Cred grew faster than any premium consumer fintech in India's history. By 2021 the platform had over 7.5 million members; by 2025-26 the member base had crossed 13 million, processing a meaningful share of India's credit card payments by transaction value. Valuation climbed from $450M in 2020 to $4B in 2021 to $6.4B at its peak in 2022, and Cred raised additional capital in 2024 at flat valuation rather than accepting a markdown. The brand value exceeded the operational value for years: Cred became shorthand for premium Indian fintech the way Apple is shorthand for premium consumer hardware. Other founders began citing Cred as the reference for their premium-tier features. By 2025-26, the monetization story that had long been an open question began cohering: Cred Cash and Cred Mint built the lending business, Cred Money positioned wealth management as the next layer for the affluent member, and Cred Garage extended the platform into adjacent high-margin services. The brand asset built in the early years gave the team multiple shots at monetization, and they have started to convert.

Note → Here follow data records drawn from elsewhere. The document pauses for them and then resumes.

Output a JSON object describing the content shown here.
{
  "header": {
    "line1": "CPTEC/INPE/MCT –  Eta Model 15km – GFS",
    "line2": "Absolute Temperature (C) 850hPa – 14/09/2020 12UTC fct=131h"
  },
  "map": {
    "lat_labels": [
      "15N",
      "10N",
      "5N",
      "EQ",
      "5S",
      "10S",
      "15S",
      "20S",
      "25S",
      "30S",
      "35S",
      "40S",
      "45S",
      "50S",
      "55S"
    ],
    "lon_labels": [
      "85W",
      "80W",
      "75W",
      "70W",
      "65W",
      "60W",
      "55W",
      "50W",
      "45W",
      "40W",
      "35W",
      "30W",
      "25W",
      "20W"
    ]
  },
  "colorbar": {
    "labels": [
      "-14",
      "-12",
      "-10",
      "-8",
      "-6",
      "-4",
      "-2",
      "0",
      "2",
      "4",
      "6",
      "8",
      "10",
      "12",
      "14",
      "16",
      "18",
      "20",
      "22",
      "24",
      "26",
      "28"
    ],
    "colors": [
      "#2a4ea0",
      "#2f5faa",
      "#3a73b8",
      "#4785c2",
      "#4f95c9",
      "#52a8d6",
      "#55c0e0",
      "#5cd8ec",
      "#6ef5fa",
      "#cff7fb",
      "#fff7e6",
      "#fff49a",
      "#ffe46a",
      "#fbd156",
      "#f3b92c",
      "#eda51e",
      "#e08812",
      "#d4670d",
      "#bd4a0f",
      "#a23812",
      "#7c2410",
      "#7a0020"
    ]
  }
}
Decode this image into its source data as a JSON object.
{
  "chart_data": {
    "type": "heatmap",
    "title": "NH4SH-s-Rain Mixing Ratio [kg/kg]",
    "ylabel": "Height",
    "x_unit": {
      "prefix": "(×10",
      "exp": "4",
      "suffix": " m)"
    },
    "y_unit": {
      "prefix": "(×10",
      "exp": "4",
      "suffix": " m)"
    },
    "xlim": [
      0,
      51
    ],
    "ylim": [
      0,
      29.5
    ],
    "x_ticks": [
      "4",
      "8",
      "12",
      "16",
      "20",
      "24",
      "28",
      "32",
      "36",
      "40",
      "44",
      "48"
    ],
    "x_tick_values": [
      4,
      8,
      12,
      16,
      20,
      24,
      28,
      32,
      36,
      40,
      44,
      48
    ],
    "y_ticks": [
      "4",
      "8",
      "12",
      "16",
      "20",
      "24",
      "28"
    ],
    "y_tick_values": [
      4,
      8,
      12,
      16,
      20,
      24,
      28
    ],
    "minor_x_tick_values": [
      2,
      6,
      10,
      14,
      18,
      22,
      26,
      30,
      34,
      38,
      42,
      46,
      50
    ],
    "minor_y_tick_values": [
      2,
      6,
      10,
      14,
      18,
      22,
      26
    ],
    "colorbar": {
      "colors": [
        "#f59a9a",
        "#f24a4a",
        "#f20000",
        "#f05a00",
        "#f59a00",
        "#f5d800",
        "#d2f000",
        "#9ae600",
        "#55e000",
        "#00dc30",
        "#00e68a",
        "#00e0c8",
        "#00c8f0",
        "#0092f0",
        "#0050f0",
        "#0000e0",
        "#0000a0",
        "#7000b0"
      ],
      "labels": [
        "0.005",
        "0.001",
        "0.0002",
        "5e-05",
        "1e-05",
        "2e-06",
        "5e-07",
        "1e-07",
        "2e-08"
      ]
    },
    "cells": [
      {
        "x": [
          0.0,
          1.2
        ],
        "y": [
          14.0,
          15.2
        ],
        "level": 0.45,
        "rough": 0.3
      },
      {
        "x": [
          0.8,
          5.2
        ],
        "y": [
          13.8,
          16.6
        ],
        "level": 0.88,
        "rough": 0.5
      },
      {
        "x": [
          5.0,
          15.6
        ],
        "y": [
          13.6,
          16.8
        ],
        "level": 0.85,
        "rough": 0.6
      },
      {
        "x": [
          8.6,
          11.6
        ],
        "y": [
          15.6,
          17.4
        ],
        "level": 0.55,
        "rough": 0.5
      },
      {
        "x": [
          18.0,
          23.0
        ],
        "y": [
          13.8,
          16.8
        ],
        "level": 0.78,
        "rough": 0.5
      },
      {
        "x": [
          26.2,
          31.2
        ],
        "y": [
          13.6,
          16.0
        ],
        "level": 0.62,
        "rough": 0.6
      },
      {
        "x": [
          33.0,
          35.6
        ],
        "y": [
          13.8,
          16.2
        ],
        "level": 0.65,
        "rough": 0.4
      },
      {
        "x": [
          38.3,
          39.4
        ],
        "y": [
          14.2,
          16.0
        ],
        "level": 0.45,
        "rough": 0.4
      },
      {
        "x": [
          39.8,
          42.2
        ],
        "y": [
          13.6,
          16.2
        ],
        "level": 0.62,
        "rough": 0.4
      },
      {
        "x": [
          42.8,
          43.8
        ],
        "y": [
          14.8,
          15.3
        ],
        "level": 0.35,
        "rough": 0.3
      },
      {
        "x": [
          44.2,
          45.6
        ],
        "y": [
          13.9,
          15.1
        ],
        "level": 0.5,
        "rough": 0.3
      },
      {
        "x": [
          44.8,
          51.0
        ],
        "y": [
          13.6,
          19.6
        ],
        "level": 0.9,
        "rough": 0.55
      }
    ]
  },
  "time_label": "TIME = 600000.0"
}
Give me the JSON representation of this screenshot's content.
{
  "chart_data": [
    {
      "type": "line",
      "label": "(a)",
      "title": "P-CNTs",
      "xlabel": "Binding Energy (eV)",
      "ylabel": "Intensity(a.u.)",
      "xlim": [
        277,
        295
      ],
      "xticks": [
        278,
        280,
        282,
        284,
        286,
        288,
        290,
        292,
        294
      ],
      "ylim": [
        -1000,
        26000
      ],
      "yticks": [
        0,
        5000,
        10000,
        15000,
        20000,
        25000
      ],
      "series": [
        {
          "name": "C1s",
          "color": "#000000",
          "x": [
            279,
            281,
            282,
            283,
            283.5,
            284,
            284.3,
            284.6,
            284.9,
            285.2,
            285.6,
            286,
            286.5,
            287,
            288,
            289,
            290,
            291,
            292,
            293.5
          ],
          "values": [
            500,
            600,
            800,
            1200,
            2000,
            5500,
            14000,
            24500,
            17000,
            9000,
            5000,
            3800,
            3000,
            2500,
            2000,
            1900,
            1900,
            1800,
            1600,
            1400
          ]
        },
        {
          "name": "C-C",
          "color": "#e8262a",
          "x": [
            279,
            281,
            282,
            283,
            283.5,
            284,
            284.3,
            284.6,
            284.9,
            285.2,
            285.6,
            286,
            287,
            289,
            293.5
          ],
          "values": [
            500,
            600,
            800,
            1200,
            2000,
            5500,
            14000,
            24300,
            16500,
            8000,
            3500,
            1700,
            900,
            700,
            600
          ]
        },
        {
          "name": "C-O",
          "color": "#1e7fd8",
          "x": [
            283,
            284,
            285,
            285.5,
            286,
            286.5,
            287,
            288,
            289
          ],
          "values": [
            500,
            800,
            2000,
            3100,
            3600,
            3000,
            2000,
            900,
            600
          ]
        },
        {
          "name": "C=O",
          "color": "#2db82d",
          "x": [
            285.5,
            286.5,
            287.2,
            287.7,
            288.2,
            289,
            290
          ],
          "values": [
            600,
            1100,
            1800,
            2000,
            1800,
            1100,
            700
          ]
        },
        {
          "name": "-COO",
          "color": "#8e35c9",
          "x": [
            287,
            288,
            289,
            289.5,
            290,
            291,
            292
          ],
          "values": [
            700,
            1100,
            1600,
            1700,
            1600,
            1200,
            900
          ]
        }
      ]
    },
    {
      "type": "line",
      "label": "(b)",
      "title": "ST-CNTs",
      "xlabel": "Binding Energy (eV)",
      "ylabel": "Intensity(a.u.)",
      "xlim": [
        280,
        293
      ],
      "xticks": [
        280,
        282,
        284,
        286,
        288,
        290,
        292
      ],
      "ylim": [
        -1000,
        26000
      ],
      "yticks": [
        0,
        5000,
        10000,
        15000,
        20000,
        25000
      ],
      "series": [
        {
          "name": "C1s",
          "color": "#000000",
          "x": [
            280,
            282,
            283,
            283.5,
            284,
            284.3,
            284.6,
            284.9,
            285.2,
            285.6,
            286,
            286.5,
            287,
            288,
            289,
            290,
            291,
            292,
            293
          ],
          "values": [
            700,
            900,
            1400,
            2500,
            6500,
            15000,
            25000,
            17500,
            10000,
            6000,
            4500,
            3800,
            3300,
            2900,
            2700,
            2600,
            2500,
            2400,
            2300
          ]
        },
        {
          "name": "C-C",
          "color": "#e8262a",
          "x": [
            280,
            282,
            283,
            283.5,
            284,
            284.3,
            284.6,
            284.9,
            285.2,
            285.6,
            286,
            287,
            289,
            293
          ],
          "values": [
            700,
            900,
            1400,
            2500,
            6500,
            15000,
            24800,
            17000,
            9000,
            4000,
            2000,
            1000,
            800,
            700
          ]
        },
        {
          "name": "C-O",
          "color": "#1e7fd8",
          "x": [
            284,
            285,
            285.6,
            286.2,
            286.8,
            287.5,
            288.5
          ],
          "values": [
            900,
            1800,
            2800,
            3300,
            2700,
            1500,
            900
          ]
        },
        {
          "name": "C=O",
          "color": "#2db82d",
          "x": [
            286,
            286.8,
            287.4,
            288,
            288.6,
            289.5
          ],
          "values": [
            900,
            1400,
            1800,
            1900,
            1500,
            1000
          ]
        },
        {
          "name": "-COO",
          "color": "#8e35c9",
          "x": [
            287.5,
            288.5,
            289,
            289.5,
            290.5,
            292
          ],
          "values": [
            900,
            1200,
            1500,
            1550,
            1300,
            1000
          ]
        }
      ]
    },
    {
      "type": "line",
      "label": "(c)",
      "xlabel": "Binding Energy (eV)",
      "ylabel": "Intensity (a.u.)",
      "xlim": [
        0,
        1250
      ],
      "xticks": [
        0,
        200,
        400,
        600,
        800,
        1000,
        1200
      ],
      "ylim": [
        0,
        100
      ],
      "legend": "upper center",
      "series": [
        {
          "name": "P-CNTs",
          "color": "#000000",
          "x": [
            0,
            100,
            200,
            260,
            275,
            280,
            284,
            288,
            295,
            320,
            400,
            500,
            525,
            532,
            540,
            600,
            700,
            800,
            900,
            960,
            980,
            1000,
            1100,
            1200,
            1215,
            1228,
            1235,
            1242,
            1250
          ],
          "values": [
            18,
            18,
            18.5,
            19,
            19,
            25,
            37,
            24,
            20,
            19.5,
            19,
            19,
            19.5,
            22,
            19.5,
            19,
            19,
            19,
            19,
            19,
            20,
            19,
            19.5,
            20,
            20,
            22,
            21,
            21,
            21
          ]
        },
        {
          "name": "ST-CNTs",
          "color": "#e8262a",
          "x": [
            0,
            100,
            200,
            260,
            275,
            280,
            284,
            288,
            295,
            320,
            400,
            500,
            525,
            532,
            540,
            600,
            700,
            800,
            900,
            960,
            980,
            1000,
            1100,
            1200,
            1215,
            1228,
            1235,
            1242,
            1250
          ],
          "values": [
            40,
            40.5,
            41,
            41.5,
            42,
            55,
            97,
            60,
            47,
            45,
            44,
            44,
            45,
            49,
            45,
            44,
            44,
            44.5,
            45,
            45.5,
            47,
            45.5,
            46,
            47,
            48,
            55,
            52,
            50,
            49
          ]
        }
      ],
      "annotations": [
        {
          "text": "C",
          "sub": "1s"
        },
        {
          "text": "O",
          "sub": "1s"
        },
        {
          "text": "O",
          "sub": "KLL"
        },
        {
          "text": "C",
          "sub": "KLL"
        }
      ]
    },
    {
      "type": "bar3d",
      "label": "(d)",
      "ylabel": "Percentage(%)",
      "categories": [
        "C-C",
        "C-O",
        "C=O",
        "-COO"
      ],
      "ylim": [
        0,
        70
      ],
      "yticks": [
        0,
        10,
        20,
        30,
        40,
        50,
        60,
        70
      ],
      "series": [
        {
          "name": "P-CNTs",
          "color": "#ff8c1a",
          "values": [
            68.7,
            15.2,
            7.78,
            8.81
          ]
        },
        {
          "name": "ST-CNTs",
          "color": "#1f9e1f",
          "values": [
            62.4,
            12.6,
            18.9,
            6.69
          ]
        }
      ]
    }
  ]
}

Cred's approach reshaped expectations across Indian consumer fintech. Competitors that had treated design as decoration started treating it as product. PhonePe, Google Pay, and Paytm began investing in higher-quality interface work. The premium-tier pattern spread. Slice launched its premium card layer, Jupiter Edge built a high-end version of its app, Niyo X positioned itself for premium travelers. The exclusivity-as-growth pattern was studied by founders building everything from co-working spaces to dating apps. Cred also exposed a structural issue. India's fintech market had never been built for affluent consumers because investors assumed the volume game was the only viable game. Cred proved you could build a unicorn on a small, high-value audience if you got the experience right.
For product managers, Cred's case offers several non-obvious lessons. First, exclusivity can be a growth lever in markets that have over-indexed on inclusion. By rejecting users publicly, Cred turned its gate into marketing. Every rejection generated organic content; every acceptance generated status. Second, design is a moat in commoditized markets. Cred's product was technically not very different from any bill payment app, but the experience was sufficiently superior that switching costs felt high. Third, monetization can lag brand. Cred raised billions and grew to millions of users while having only a vague monetization story; the marketplace, partner commissions, and eventually Cred Mint and Cred Cash for lending. The risk in this approach is real, and Cred's path to durable revenue is still being worked out, but the brand asset built in the meantime gives the team multiple shots at finding the right monetization wedge. Fourth, the premium-first sequencing flips a common assumption. It is often easier to expand from premium down to mass than from mass up to premium. Cred started at the top and is now layering down through Cred Cash for credit lines, Cred Pay for UPI, and Cred Garage for car management. The brand established at the top makes those expansions feel premium-by-default.